Joseph and Bridget adore her. They are growing up with a deep appreciation for the unique qualities of everyone they meet without judgment. They have learned lessons of compassion that take many of us a lifetime to grasp and they are in constant awe of their baby sister. They still get excited when she laughs or makes a silly expression. A living example of pure genuine love, Brianna has blessed our family in more ways than we even know. I cannot even imagine what our lives would be like without her.
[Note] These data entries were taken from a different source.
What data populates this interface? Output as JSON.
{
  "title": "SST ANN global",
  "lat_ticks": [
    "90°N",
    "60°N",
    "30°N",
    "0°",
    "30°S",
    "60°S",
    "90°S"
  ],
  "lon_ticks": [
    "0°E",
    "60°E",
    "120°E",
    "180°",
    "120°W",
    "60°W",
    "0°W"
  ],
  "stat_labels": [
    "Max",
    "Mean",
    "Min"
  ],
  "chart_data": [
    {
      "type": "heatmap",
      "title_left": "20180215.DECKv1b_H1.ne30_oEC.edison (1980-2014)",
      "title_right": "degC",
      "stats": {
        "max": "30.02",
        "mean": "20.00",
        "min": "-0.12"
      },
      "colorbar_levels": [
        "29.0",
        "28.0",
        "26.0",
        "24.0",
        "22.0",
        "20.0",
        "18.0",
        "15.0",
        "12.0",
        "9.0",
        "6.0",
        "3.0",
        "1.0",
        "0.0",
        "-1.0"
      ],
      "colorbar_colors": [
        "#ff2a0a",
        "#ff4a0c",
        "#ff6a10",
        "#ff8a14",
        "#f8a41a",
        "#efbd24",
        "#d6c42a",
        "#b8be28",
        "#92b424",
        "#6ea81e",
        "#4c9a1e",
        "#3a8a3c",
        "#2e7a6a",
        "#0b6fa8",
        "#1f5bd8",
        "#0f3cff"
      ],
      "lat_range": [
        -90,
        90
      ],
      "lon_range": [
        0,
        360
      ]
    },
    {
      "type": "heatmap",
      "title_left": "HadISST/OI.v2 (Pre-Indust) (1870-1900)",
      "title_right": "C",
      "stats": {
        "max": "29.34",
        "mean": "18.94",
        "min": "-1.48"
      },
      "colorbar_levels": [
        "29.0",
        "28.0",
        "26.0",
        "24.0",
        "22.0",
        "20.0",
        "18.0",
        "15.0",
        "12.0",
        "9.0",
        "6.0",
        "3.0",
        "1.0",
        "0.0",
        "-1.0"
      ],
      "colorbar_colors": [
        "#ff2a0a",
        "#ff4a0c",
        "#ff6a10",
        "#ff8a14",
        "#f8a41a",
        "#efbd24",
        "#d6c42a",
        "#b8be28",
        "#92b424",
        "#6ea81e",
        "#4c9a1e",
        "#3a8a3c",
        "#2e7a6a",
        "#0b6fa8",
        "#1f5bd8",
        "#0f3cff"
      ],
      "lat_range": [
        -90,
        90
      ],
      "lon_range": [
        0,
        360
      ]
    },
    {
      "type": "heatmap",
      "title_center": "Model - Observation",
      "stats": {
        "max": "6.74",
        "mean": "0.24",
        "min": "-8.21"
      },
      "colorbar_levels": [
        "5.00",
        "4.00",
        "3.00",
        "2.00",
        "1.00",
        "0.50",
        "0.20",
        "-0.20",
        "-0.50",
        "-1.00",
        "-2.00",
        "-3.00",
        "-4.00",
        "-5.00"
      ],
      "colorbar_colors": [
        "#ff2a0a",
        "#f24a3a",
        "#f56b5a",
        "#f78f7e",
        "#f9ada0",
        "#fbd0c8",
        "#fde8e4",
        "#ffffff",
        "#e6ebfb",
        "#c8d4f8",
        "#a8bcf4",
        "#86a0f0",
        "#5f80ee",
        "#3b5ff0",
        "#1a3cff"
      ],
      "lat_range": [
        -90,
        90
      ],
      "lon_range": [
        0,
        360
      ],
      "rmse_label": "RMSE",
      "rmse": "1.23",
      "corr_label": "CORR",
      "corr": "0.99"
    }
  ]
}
Being Brianna’s caregiver has definitely been life altering. I am learning to navigate through the mysterious labyrinth of healthcare and special needs services. Keeping up with binders and notebooks laden with doctor appointments, health insurance denials, appeals, and progress reports is all consuming. Every piece of equipment is incredibly expensive and health insurance is not quick to approve anything. Brianna’s wheelchair alone was the cost of a small car and insurance paid only half. From the bath seat that I am awaiting for the insurance to approve, to the handicapped ramp that we must install, she has many needs that I must advocate for on a daily basis.
The children and I now live with my father in South Plainfield, NJ, as my marriage could not endure the years of enormous stress that followed Brianna’s diagnosis. My father is overjoyed to have us though and loves being able to experience the wonders of life through the eyes of his grandchildren. I am working to connect with other mothers of children with special needs. Reaching beyond the walls of isolation that we are so often confined within as we care for our special children is a challenge.
I myself find that it is unbelievably difficult at times. The anxiety and depression that surfaced during my darkest moments forced me to look deep within myself to find a strength that I did not know existed. I have learned to ask for help and to accept it when offered. I have found a deep sense of inner peace and joy by trusting that it is all in God’s plan. I no longer have to feel alone and now live a life of gratitude for every experience, every joy, and even for the lessons I learned when my heart was broken. Although giving up is so tempting, it is not an option. I am Brianna’s advocate. I am her voice.
I still mourn at times for the child I had dreamt that Brianna would become, but I have eternal gratitude for the truly extraordinary person she is. Brianna has become my greatest teacher as I have learned what the meaning of true and unconditional love is. She has touched all of our lives in ways that I could never have imagined. She is the most incredibly challenging yet the most incredibly amazing gift that has ever been given to me and she touches so many lives just by being here. I know that Brianna and I have a long journey ahead of us and that it will not be an easy road, but I also know that it is not about the destination. I cherish each small miracle along the way because Brianna is a miracle. She is my little love, my special Angel!